I am at my wit's end with you. I am not exaggerating when I say that you go poop at least five times a day. It's only 1:26pm and I just changed your FIFTH poopy diaper. It makes me want to cry. This has been going on for weeks. Not only is it expensive, but it's gross. I feel like I have a newborn. You go the teeniest amounts of poop ALL DAY LONG.
You are not independent at all. Up until Friday, I was getting you changed. You would not put on clothes. You take off your shirt and run around bare chested most of the time. I had never seen you put any article of clothing on your body. You are a month away from three!!! On Friday, I decided to refuse to dress you. For while you run around shirtless, you are adamant about wearing pants. My strike worked and for the past few days, you've been getting yourself dressed.

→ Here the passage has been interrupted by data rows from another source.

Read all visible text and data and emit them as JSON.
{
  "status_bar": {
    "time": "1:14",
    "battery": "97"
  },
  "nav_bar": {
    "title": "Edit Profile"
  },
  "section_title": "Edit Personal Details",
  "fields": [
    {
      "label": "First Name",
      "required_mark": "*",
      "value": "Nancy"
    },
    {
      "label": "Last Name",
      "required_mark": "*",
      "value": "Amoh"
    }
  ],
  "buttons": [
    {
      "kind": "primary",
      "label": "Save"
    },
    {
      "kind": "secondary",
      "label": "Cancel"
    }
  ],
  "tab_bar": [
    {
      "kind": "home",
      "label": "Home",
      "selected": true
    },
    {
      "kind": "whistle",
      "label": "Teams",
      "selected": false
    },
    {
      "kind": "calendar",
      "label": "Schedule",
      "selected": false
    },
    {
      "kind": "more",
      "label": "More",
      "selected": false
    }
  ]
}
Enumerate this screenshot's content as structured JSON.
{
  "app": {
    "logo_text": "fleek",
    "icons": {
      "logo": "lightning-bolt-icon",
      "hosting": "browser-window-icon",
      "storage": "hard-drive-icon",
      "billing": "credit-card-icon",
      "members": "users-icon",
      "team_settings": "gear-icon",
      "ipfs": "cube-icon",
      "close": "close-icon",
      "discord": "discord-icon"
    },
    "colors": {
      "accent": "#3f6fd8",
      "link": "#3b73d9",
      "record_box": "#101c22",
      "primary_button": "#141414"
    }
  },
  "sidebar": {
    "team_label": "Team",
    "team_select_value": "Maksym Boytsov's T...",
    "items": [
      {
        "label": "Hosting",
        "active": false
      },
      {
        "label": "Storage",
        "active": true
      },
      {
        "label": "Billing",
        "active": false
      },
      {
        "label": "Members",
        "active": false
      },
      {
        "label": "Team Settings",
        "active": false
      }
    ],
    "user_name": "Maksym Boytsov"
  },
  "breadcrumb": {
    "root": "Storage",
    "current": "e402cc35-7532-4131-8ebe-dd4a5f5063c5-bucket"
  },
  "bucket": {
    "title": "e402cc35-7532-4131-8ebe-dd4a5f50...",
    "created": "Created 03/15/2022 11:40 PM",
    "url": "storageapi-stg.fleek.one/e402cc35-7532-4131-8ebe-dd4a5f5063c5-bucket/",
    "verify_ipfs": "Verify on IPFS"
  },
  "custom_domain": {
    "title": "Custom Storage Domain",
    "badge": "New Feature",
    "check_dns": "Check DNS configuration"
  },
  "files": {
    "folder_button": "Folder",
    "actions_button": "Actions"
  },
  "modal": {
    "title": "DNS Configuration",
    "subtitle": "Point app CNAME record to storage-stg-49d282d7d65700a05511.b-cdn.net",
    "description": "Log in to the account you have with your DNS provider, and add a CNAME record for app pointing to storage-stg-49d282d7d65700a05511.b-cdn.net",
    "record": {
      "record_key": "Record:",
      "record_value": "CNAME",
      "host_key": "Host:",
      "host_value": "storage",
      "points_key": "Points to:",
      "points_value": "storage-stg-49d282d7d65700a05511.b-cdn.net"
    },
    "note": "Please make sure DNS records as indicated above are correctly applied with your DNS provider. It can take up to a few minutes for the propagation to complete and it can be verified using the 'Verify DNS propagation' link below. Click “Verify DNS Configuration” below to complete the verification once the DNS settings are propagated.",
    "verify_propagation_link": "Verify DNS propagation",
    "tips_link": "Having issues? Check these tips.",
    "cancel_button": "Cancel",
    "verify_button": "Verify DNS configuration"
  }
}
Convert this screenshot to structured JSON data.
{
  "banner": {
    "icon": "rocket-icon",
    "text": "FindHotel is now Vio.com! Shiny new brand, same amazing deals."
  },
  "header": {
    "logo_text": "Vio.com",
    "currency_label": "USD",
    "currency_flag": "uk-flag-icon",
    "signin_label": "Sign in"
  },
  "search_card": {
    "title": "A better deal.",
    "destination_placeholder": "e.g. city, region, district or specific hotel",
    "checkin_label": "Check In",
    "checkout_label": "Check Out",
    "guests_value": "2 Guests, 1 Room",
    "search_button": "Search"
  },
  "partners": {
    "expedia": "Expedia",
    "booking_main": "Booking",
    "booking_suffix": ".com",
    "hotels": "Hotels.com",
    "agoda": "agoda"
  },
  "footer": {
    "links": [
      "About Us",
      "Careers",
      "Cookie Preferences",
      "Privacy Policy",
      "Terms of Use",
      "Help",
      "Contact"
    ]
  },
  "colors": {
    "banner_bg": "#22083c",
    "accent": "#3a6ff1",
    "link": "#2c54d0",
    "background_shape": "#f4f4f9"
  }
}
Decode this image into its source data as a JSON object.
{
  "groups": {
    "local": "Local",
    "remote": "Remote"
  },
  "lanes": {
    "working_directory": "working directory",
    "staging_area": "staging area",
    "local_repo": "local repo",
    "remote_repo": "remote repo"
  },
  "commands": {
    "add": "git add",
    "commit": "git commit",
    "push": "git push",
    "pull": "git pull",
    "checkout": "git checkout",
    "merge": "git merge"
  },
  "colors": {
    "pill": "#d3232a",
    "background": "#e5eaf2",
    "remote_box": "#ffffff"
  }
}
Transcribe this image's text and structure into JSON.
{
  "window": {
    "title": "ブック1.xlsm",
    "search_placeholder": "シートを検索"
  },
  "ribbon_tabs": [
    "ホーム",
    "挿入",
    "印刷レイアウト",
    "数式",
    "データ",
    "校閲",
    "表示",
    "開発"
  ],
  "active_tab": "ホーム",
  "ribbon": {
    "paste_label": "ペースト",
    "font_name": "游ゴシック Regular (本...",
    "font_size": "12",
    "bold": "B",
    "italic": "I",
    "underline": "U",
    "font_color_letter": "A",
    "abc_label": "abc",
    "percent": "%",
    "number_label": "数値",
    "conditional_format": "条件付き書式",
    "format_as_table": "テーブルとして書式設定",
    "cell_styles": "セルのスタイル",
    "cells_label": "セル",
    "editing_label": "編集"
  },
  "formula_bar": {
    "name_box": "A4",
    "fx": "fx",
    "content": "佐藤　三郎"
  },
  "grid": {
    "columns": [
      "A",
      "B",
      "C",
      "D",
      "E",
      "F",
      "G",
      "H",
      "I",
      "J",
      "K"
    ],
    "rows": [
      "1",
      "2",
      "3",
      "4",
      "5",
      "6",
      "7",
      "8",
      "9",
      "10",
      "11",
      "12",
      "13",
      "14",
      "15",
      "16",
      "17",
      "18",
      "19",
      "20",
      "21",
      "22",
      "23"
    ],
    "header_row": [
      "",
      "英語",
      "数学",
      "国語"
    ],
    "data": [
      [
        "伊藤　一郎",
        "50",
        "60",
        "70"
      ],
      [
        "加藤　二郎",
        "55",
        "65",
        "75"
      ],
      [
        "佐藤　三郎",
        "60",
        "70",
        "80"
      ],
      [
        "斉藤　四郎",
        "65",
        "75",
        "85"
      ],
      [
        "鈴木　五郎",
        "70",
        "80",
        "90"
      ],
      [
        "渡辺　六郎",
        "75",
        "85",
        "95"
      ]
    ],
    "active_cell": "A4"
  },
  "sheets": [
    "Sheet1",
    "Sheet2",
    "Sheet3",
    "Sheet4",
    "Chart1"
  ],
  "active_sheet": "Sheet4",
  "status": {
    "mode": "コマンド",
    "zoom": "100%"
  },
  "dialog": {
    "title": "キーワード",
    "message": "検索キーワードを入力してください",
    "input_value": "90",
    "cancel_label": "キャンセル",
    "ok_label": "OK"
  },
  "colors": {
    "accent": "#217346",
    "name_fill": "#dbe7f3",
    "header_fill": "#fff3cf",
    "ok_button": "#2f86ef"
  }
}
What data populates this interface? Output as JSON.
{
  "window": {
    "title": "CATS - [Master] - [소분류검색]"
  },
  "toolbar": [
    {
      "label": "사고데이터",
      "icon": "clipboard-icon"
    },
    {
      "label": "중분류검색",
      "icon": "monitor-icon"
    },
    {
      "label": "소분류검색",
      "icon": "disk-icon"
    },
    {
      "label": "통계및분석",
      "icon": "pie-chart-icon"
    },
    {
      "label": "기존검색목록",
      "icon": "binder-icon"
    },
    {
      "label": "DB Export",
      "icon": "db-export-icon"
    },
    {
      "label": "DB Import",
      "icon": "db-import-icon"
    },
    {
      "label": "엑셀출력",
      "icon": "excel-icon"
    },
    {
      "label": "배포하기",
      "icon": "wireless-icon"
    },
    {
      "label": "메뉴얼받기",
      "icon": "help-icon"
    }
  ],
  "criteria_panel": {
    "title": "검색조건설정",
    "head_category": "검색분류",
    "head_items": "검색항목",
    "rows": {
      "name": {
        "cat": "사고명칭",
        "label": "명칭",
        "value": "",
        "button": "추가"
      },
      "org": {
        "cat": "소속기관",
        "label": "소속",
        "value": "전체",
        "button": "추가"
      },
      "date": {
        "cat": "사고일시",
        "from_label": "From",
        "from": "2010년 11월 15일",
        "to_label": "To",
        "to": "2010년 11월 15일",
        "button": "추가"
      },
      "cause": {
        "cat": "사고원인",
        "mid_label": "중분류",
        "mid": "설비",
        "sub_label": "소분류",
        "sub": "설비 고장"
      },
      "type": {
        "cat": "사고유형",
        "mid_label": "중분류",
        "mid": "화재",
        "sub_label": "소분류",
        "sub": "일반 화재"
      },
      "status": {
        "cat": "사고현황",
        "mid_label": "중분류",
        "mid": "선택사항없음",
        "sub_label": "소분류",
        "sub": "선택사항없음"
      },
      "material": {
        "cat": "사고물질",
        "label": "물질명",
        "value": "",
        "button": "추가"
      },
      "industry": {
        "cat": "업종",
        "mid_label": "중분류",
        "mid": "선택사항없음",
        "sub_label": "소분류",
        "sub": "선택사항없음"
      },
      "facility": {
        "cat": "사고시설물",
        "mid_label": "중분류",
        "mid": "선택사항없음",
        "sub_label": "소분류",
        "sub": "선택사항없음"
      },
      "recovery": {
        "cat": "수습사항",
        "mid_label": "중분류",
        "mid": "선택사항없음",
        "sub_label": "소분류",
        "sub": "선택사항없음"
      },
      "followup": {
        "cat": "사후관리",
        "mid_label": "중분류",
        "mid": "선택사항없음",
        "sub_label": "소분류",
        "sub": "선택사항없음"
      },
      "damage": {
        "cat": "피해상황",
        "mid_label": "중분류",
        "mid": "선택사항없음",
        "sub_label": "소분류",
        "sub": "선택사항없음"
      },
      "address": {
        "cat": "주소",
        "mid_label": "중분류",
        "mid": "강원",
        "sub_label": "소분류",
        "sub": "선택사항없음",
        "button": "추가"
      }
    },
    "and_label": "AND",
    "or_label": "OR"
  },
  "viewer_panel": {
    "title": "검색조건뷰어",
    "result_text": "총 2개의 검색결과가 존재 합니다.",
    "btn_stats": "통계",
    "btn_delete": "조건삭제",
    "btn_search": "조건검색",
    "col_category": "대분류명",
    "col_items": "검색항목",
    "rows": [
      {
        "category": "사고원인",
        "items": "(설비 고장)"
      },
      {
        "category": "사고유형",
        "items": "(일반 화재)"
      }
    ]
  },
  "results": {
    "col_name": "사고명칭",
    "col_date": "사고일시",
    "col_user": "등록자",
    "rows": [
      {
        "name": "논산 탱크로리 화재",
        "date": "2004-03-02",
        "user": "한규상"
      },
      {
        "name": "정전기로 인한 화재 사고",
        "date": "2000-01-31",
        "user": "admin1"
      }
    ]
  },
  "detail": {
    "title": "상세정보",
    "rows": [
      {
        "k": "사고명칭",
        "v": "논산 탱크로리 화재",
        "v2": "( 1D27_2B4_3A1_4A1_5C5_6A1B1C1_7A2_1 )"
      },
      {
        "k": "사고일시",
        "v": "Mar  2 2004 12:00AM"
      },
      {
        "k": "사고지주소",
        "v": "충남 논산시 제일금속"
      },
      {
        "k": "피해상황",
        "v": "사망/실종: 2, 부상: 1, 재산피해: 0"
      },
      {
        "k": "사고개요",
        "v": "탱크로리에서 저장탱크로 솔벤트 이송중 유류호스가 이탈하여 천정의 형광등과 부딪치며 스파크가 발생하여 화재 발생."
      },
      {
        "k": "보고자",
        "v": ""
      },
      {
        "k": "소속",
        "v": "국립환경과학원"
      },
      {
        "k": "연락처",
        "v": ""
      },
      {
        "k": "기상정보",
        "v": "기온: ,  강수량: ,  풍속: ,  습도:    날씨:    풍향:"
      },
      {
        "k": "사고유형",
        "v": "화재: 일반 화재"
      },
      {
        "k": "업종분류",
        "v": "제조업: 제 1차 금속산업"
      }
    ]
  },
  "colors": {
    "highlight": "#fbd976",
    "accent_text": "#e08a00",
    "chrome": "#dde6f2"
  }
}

You've also become quite violent. Hitting is your number one way to solve your problems. Timeouts don't seem to phase you. I'll stand you in the corner (you don't stay on your own). The minute your timeout is done I'll tell you, "Now don't hit." That statement sparks something in you and you'll hit me.
You do have cute moments. I love hearing you say words because you mispronounce things in the most adorable ways. Captain America sounds like Cap Cap. You call Bria, Bow.
We snuggle every morning as I work and I love that.
Bria is obsessed with Taylor Swift's music video for the song, "Me!" The beginning features a snake. While you like the music video, you do not like the snake. The minute I say I'm turning it on, you'll run away and hide until the snake part is done. Your siblings like to tease you and hold you in place and force you to watch it. You handle this so good naturedly (laughing and pouting) that I allow it.
I love you, Crew,
~Mom
P.S. I reread the last letter I wrote you and have some updates. You currently go down the stairs on your bottom. You can go really fast that way. After the "landing pad" (the kids call the landing a landing pad), you hop down the last two steps.
You are obsessed with super heroes. You discovered them through YouTube.
In connection with your obsession, you only wear two things. You either want your Hulk Smash costume or your "spider suit." Your spider suit is a spiderman sweater I got from Once Upon a Chile for $2.50! You don't want to wear anything else. Oh, you will wear your Avengers PJs. I'm the most indulgent mom and humor your wardrobe choices. I know only too well that this stage won't last forever.
While writing this letter, you came over to me and let me know that you have a poopy diaper. How do I stop this?! I'm in serious despair.
Everyday Bria comes home from the bus, you run outside to meet her and give her a big hug. The bus driver will yell, "There's Spiderman!" or "Here comes the Hulk!" It is one of the most adorable sights to see you two hug.
The funny parts of you running out to meet Bria is that you don't like the grass. You used to stop your run to walk hesitantly across the grass. Now you avoid that grass altogether and walk the long ways around the car on the driveway.